Saturday, February 6, 2016

Super-Meals: Part Five


There are an astonishing number of applications available for free for your smartphone of choice that scan police frequencies, and a very respectable number of apps that browse news reports. Fewer, however, is the number of apps that scan both news and police feeds, and none of them are free (but the best of them run headlines and reports across your phone screen like a stock ticker, which can be quite entertaining to watch when you have time to kill).
In all the world, however, there was only one app that monitored the internet and airwaves, including police feeds, news feeds, blogs, and social media channels; it perpetually searched these feeds for a single keyword, and displayed the results on the phones of only five men. The app had been programmed to rank mentions of this very specific keyword and display them on these five phones if and only if certain criteria were met.
When these criteria were met and the notifications were sent to these five phones, only three men of the five even bothered to check their phone to see what it was. Only two of them ever recognized the notification for what it was.
But only one of the five men ever paid attention to the notifications.
The app was written by a 19 year old programmer who was headhunted out of his college, given a ludicrous salary, and then sequestered in a room underground, beneath a certain fast-food chain’s corporate headquarters in Illinois, where he was fed a steady diet of pizza and highly caffeinated drinks and allowed to play all the video games he wanted all day, every day, in exchange for creating this one app and keeping it running.
The one men in five who paid attention to it, was Doctor Ralph Quinlan, Head Chef (and chemical engineer) for a massive, worldwide fast-food chain that was putting less and less food in their “food,” and more and more chemicals.
 This time, when the app buzzed his phone, it notified him (and the four other men, one of whom wouldn’t even look at it) that an unidentified transient had been found dead in an underpass and among his few possessions were the remains of a meal purchased at a local branch of the fast-food chain in question, and that the autopsy had revealed several irregularities in his stomach contents.
Doctor Ralph’s brow furrowed at the news.

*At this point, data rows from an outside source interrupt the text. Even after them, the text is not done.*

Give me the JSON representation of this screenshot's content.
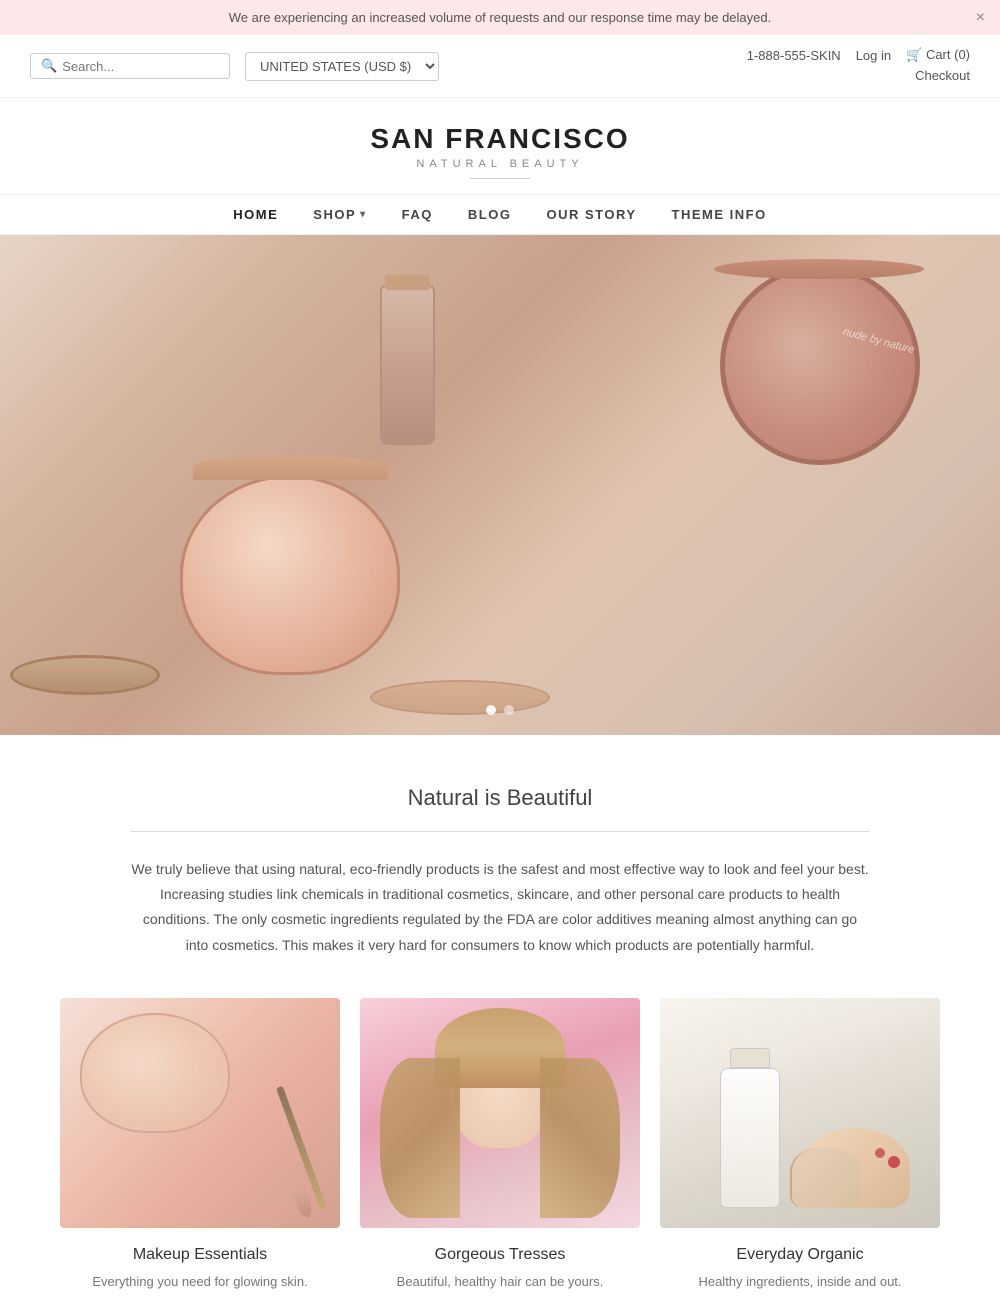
{
  "announcement": {
    "text": "We are experiencing an increased volume of requests and our response time may be delayed.",
    "close_label": "×"
  },
  "utility_bar": {
    "search_placeholder": "Search...",
    "country_selector": "UNITED STATES (USD $)",
    "phone": "1-888-555-SKIN",
    "login_label": "Log in",
    "cart_label": "Cart (0)",
    "checkout_label": "Checkout"
  },
  "logo": {
    "brand_name": "SAN FRANCISCO",
    "brand_sub": "NATURAL BEAUTY"
  },
  "nav": {
    "items": [
      {
        "label": "HOME",
        "active": true,
        "has_dropdown": false
      },
      {
        "label": "SHOP",
        "active": false,
        "has_dropdown": true
      },
      {
        "label": "FAQ",
        "active": false,
        "has_dropdown": false
      },
      {
        "label": "BLOG",
        "active": false,
        "has_dropdown": false
      },
      {
        "label": "OUR STORY",
        "active": false,
        "has_dropdown": false
      },
      {
        "label": "THEME INFO",
        "active": false,
        "has_dropdown": false
      }
    ]
  },
  "about": {
    "heading": "Natural is Beautiful",
    "body": "We truly believe that using natural, eco-friendly products is the safest and most effective way to look and feel your best. Increasing studies link chemicals in traditional cosmetics, skincare, and other personal care products to health conditions. The only cosmetic ingredients regulated by the FDA are color additives meaning almost anything can go into cosmetics. This makes it very hard for consumers to know which products are potentially harmful."
  },
  "products": [
    {
      "title": "Makeup Essentials",
      "description": "Everything you need for glowing skin.",
      "image_type": "makeup"
    },
    {
      "title": "Gorgeous Tresses",
      "description": "Beautiful, healthy hair can be yours.",
      "image_type": "hair"
    },
    {
      "title": "Everyday Organic",
      "description": "Healthy ingredients, inside and out.",
      "image_type": "organic"
    }
  ],
  "slider_dots": [
    {
      "active": true
    },
    {
      "active": false
    }
  ]
}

He wasn’t in charge of public relations, that was Tami’s job down on the 14th floor, but he knew that if this fast-food chain were somehow implicated in a death, Tami would call him and ask him to prepare a statement that she could read to the general public, and Doctor Ralph hated writing statements to be read to the general public.
The general public, in his opinion, couldn’t understand polysyllabic words (like “polysyllabic,” for example), so he typically had to re-write his statements three or four times to dumb them down to the fourth-grade level, as per standard press-release guidelines.
So he called Tami and told her to give him 48-hours before she remarked upon this death at all. She agreed, because he worked on a higher floor than she did, and she knew that it would be at least 48 hours before the death was picked up by local news and mentioned at all by any media outlet other than the app on Doctor Ralph’s phone (Tami secretly hoped that someday she would be given access to the app, and was pretty close to getting it. She had convinced one of the five men who had it to ignore it, and this had not gone unnoticed by the other four app-holders).
After he hung up with Tami, he opened another app on his phone and booked a plane ticket for the next available flight out of Chicago O’Hare airport, destined for the small town where Mimi Spatchcock was about to stumble across Walter Elliot.
He then told his research and development team he would be gone for several days, but while he was away they should continue working on their current projects (after getting approval on the “onion,” they had begun synthesizing various forms of cheese), then he sent a text to the board of directors that simply read “I’m taking care of it. Will update within 48 hours.” Those who bothered to read texts from Doctor Ralph would know what he was referring to, and if they called Tami and got confirmation from her, they would leave it at that.
Doctor Ralph kept a travel bag in the trunk of his car at all times for just such an occasion. He was also a platinum flyer and a gold star member at several hotels, so by the time he reached the executive lounge at the airport, his travel plans were solidified. While he waited for his flight, he reviewed the police report.